Je m'intéresse à la question de la vérité dans ce qu'elle a d'impossible et de la liberté en tant qu'elle est contradictoire. Ce qui est mon souci principal, c'est l'erreur, la bêtise, notre rationalité trop limitée notamment au niveau collectif et notre difficulté à nous entendre et savoir quoi faire mais je m'intéresse surtout aux dispositifs concrets d'une démocratie cognitive, de la construction d'une intelligence collective permettant une véritable autogestion responsable et prudente, pas simplement une auto-organisation aveugle et sans mémoire, ceci dans un environnement complexe dont on ne peut connaître qu'un bout, à l'ère de l'information qui bouscule tous nos repères, avec un sens hérité qu'il nous faut non seulement continuer mais reconstruire à chaque fois.

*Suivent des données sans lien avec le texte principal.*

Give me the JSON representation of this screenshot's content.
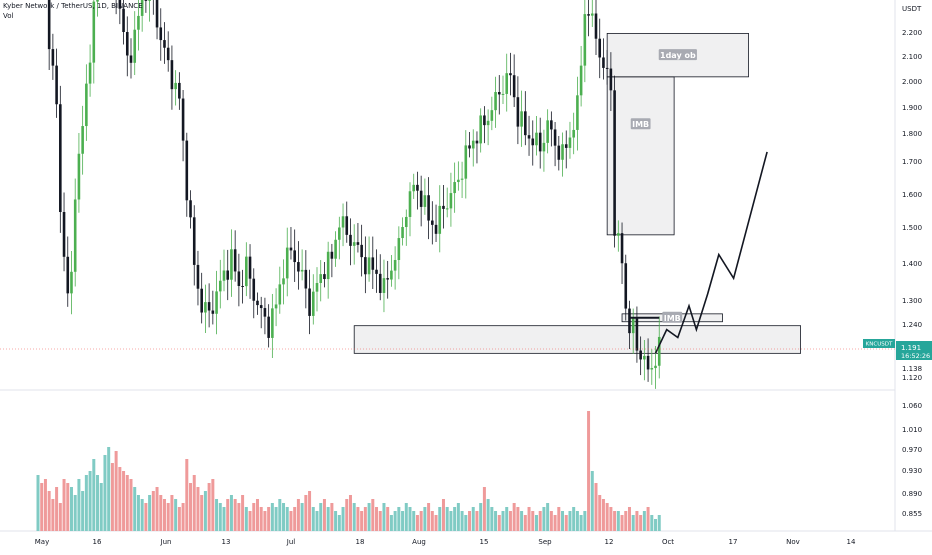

Ce qui me passionne dans la science comme dans la technique, ce n'est pas le savoir positif ni la performance, c'est d'être configurateurs de monde et de contredire nos évidences, de matérialiser nos limites cognitives mais aussi de nous rendre responsables de leurs conséquences imprévues et d'essayer d'y répondre à temps, de savoir ce qu'il faudrait faire en allant y voir de plus près.

II

Le passage à l'ère de l'information, de l'écologie et du développement humain n'a pas trouvé encore sa traduction institutionnelle qui semble bien devoir rejoindre les propositions de Jacques Robin et d'André Gorz (travail autonome ou quaternaire, revenu garanti, associations ou coopératives municipales, monnaies locales), propositions que je défends dans différentes revues mais dont je sais qu'elles ne sont absolument pas crédibles pour l'instant et rencontrent là aussi nos limites conceptuelles. Pour la construction d'une intelligence collective et d'une démocratie cognitive à l'ère de l'information, tout reste à faire... Dans l'état actuel de désorientation il serait urgent de s'y mettre.